Ce n'est assurément pas ce que nous propose le Psalmiste comme exemple de prière qui plaît à Dieu quand il dit : 
Je reconnais ma faute et mon péché est toujours devant moi.
Il ne recherche pas les péchés des autres. C'est lui-même qu'il met en examen sans complaisance, descendant avec rigueur jusqu'au fond de son cœur. Sans indulgence pour lui-même, il n'en demande pas non plus de légèreté. Car le péché ne peut demeurer impuni.

Il est puni ou bien par l'homme qui se repend, ou bien par Dieu qui le juge. Il est donc puni ou bien par toi, malgré toi, ou bien par Dieu, avec toi.

Qu'est ce que se repentir, sinon s'irriter contre soi-même?
Celui qui se repend est en colère contre soi. Quand tu te frappes la poitrine, tu es en colère contre ton cœur parce que tu veux plaire à ton Seigneur.

" Irritez-vous et ne péchez plus" (Ps 4,5) est-il écrit.

La repentance du cœur, voilà le sacrifice que Dieu demande.

St Augustin

samedi 9 mars 2019

Seigneur, apprends-nous à nous abandonner totalement à toi; te laissant plein pouvoir des actions dans notre vie.
C'est en toute conscience et connaissance de notre condition humaine que nous t'offrons, dans la plus grande humilité, notre être entier avec toutes ses faiblesses.

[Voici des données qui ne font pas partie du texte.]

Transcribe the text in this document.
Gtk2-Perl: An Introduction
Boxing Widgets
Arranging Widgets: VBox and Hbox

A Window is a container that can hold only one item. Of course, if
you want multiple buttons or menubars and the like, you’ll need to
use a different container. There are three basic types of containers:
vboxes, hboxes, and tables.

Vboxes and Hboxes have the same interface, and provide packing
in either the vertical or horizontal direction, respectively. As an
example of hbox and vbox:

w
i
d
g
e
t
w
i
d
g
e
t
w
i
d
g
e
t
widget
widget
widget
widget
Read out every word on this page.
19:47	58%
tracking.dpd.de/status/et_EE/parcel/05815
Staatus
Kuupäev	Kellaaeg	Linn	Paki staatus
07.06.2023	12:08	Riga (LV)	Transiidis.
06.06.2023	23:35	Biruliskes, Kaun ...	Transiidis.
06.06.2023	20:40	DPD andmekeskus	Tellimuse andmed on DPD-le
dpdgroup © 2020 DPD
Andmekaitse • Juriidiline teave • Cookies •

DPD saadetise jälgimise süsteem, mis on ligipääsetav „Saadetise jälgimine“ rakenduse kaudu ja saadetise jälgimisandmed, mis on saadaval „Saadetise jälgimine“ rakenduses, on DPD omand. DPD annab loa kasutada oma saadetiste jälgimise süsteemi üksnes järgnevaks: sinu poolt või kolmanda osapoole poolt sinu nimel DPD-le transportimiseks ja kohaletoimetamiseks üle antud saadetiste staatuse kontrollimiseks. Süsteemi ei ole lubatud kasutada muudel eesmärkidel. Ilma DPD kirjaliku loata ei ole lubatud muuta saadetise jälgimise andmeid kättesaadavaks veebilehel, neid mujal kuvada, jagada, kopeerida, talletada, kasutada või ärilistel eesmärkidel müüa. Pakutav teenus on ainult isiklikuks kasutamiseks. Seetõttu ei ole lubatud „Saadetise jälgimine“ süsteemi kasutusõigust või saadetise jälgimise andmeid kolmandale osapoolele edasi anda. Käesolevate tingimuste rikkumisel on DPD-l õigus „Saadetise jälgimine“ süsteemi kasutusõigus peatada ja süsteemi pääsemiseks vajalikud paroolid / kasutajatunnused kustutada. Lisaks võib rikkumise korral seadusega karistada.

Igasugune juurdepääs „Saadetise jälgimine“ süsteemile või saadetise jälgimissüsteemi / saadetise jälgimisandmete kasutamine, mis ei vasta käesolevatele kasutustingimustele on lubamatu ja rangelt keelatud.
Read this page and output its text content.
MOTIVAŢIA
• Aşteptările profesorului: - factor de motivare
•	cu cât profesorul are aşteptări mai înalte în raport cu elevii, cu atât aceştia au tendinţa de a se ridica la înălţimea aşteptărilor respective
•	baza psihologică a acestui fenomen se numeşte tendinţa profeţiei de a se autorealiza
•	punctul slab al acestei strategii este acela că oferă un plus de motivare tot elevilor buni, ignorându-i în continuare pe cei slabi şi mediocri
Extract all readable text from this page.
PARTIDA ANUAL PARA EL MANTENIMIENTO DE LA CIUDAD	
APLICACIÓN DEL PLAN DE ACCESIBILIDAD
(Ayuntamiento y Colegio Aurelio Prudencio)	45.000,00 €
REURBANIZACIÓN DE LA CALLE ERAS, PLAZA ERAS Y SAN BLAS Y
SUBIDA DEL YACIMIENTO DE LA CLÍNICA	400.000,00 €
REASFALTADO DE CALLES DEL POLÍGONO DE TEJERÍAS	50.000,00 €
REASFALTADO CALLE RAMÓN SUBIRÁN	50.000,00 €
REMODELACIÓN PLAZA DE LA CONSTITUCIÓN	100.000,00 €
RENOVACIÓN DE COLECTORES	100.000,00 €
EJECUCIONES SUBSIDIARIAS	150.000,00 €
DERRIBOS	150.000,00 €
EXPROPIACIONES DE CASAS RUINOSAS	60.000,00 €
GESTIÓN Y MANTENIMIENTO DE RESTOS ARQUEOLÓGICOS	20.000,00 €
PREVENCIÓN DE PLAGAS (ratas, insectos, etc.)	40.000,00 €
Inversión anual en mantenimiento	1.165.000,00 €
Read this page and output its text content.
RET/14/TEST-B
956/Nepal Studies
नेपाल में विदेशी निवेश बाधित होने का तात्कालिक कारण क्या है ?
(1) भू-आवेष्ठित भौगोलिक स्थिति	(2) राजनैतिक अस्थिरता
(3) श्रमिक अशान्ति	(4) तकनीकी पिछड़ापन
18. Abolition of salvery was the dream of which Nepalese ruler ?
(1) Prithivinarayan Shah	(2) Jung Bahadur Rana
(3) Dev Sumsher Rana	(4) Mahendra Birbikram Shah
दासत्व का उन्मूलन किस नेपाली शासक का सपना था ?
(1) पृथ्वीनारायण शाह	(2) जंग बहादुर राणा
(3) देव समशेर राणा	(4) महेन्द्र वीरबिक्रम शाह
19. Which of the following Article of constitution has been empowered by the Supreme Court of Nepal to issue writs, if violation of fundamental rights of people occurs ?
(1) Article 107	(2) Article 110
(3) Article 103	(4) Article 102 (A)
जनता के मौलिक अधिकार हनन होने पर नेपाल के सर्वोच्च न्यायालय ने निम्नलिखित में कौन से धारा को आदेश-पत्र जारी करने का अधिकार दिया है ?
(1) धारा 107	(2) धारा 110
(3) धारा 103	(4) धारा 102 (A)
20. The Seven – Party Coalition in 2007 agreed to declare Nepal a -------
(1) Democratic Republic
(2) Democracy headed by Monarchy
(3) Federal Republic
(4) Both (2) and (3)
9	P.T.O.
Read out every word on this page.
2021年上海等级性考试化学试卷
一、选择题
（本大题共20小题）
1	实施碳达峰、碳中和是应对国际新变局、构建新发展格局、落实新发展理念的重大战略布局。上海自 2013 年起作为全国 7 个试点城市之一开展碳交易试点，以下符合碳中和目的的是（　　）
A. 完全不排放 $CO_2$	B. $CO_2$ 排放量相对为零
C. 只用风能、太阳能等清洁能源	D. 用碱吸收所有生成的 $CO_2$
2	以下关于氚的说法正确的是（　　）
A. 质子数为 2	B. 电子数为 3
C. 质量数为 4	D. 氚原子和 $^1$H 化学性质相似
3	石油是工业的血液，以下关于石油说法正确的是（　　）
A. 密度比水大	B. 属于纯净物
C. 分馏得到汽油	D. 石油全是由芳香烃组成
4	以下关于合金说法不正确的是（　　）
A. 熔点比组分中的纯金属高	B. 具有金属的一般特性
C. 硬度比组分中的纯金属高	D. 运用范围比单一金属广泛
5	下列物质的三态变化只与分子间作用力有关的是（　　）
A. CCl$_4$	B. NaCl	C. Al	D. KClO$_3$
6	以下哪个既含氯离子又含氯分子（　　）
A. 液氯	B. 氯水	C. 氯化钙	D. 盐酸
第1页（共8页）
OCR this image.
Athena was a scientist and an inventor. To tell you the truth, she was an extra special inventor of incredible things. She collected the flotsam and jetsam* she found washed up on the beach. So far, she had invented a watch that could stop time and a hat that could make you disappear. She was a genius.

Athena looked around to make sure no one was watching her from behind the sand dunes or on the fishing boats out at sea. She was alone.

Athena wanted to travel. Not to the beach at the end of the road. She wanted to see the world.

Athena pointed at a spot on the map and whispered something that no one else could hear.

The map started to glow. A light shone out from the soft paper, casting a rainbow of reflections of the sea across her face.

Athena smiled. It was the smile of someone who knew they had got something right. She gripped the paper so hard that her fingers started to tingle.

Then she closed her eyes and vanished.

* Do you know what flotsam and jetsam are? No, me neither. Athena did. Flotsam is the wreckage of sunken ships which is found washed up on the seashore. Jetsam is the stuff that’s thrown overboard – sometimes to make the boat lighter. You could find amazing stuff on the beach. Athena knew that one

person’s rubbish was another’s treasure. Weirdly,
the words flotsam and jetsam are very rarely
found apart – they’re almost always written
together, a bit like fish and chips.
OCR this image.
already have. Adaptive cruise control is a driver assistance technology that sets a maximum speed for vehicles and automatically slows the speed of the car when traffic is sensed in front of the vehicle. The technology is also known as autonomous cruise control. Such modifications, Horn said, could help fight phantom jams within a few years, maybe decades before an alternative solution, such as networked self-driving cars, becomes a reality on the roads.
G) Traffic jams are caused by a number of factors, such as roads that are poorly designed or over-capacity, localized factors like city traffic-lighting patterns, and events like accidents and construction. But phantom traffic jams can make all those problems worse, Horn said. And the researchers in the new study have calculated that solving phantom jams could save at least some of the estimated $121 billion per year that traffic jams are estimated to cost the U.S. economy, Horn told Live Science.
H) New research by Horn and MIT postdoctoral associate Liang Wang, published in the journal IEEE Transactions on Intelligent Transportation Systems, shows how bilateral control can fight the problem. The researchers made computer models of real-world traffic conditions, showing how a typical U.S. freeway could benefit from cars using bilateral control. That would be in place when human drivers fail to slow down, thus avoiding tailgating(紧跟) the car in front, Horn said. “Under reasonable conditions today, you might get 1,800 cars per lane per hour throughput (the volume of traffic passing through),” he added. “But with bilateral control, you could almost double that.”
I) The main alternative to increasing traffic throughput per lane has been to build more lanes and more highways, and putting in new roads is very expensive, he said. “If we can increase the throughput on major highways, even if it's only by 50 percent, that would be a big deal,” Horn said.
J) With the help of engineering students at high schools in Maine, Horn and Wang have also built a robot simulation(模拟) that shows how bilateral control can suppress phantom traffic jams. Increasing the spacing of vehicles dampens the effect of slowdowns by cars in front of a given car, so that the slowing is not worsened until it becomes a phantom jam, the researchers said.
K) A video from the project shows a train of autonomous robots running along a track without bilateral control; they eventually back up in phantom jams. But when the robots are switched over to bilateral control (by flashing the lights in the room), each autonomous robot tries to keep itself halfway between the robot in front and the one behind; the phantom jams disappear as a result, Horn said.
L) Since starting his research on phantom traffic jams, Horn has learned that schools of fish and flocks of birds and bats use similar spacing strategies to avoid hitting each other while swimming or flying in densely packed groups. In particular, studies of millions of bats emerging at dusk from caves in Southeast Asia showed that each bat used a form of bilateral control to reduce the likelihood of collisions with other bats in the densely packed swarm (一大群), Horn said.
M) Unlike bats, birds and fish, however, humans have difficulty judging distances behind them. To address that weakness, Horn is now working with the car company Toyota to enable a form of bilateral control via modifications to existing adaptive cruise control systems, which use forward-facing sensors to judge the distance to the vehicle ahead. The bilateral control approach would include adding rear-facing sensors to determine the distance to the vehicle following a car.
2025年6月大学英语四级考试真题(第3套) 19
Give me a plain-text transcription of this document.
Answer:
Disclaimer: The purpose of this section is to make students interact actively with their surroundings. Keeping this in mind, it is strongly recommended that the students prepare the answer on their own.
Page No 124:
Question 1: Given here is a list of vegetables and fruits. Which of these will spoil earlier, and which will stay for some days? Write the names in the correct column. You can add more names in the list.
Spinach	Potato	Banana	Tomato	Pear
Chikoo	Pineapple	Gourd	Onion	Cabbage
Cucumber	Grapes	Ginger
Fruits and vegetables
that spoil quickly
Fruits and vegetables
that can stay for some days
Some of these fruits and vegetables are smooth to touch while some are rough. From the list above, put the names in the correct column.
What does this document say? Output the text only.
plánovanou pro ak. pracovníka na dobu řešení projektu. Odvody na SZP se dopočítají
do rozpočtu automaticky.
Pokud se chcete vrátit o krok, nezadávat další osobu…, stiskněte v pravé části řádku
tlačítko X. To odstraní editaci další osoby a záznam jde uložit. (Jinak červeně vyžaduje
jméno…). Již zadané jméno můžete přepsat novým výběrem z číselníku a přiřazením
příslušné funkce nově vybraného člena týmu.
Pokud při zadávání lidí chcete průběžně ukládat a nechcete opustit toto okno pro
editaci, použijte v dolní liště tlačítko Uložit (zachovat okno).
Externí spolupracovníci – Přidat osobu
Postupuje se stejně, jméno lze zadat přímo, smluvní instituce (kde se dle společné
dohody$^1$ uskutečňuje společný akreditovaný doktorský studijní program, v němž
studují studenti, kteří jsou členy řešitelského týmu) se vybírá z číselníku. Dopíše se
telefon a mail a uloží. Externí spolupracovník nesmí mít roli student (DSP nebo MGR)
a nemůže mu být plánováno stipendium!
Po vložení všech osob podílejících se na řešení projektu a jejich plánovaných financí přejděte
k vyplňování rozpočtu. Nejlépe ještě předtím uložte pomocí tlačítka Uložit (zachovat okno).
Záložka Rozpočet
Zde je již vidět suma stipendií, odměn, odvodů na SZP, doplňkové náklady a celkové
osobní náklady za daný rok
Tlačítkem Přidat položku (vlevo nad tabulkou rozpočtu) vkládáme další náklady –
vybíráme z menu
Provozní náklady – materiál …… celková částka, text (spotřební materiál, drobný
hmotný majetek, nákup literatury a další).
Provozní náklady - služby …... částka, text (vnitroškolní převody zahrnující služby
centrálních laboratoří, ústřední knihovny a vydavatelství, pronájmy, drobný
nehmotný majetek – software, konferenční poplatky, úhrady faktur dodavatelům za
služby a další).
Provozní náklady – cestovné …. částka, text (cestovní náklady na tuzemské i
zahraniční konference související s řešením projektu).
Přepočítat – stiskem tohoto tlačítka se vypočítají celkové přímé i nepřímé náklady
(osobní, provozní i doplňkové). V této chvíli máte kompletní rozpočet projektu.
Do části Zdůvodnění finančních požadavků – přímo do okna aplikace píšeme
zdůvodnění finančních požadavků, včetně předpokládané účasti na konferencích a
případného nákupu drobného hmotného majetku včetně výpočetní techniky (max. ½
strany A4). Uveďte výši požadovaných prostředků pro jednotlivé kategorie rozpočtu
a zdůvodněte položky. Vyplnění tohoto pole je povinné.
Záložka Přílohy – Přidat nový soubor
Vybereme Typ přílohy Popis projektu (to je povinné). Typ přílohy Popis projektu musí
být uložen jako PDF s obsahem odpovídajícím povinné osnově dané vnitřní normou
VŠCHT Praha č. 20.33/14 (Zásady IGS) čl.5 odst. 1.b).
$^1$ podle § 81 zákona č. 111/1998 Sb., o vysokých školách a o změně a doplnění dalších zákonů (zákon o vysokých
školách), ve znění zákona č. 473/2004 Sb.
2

Puisse notre esprit brisé rencontré ton Esprit pour une relation davantage centrée sur Toi.
Amen.

M-H_Dmi, la petite Fleur du Christ

mercredi 6 mars 2019


Aujourd'hui nous débutons le carême avec l'imposition des cendres.
A vous chers lecteurs, nous souhaitons un bon cheminement dans le désert avec le Christ.

Pour l'épitomé de ce jour, St Augustin nous parle de la confession action de la glorification de Dieu.

Présentons-nous devant Dieu en confessant. Ps 95,2

Il y a deux sortes de confessions: celle des louanges et celle de regrets.
L'une veut honorer celui dont on chante les louanges, l'autre exprime la repentance de celui qui confesse ses fautes.

Louer Dieu c'est une confession, s'accuser c'est une confession. On ne peut rêver de meilleur langage.

Confesser la louange de Dieu ou sa miséricorde, c'est toujours le louer.

Présentons-nous devant en confessant.

Pourquoi aller au devant de lui? C'est qu'il va venir. 
Ainsi avant qu'il ne vienne notre confession condamne nos fautes afin qu'il ne trouve pas en nous des péchés à condamner mais une repentance à couronner.

Quand tu confesses tes péchés cela n'a-t-il aucun rapport avec la louange de Dieu? Si, et même un rapport étroit !

Plus désespéré est l'état du malade, et plus le médecin sera loué. Plus tes iniquités te désespèrent, plus il te faut confesser tes péchés.

C'est un chant de louange, car en reconnaissant nos péchés, nous chantons la gloire de Dieu.

St Augustin



Bon temps de carême !

mercredi 27 février 2019



Pour notre premier épitomé de l'an du Seigneur 2019, nous vous partageons un commentaire de St Augustin (Père de l'Eglise) fait sur un verset de Psaumes.


 Seigneur, prêtre l’oreille à a voix de ma prière !  Ps 140,7.

 La voix de ma prière, c’est la prière de toute ma vie, la prière de mon âmeNon pas le son de ma voix. 
Un discours sans âme est un bruit mais non une voix.
La voix est le propre des êtres qui ont une âme et qui vivent vraiment.

 Nombreux sont ceux qui prient Dieu sans avoir pour lui le moindre sentiment, sans même s’en faire une juste idée. Ils peuvent faire entendre le bruit de la prière mais non la voix de la prière, car il y manque la vie.

 Mais celui qui a connu la vie, qui a compris qui est son Dieu, qui a connu celui qui l’a rendu libre et sait comment il a été libéré, celui-là fait entendre la voix de sa prière.